Yes, Rebecca, Max and I all had plenty of leftover turkey soup at the end of the day. I still have a couple quarts in the freezer. Moving on, we played around with another typical Thanksgiving leftover: green beans. I love green beans sauteed with garlic, perfectly seasoned and crisp-tender. But I don’t love them as much the next day. They’re never be crisp-tender again, more like sodden-wrinkly, and this just makes your leftover meal look a little sad. So we mashed them up in a food processor along with basil, walnuts, olive oil and a bit of fresh garlic. Presto! Green bean pesto it became.
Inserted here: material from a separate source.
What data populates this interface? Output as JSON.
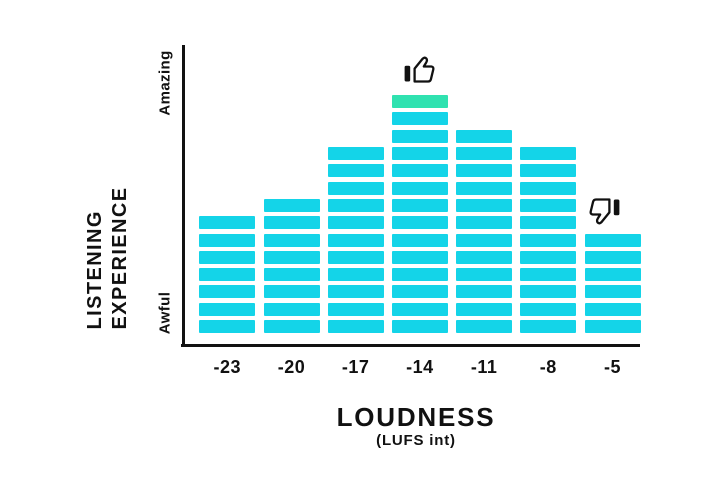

We spread this on slices of bread to make sandwiches with the leftover white turkey meat (and more roasted red peppers).
the finished leftover cranberry sauce and rosemary crumble
After gorging on these for a while, we went back to the cutting board to mince up some leftover rosemary. I don’t know about you, but I always have leftover herbs after Thanksgiving, and rosemary’s a pretty common one. Fresh herbs tend to go bad quickly, so it’s a good reason to sneak them into foods you might not normally think to. Like dessert. With a tub of leftover cranberry sauce, we made a simple fruit crumble with a buttery oat and rosemary-flecked crust. The recipe for this was really as easy as it looks on the video: equal parts flour and rolled oats, some brown sugar, rosemary and butter for the crust. Fold it together, and spread half the mixture in the bottom of a casserole. Spread an even layer of the leftover cranberry sauce (as long as it’s a jellylike consistency — cook yours down or thin it out with water if need be), and top the two layers with a sprinkling of the remaining crust crumbles. After that happenstance union, I’d have to say that cranberry and rosemary might be my latest favorite flavor combination.
So whatever you’re making for Thanksgiving, know that your lazy Friday meal can still be unique. What about a turkey pot pie, with chopped turkey meat, leftover veggies and gravy for a quick sauce inside pastry? Or soup that’s not spiced Eastern European-style? Leftover Brussels sprouts pesto? Hey, I’m not too sure about that one, but let me know how it tastes if you give that a try.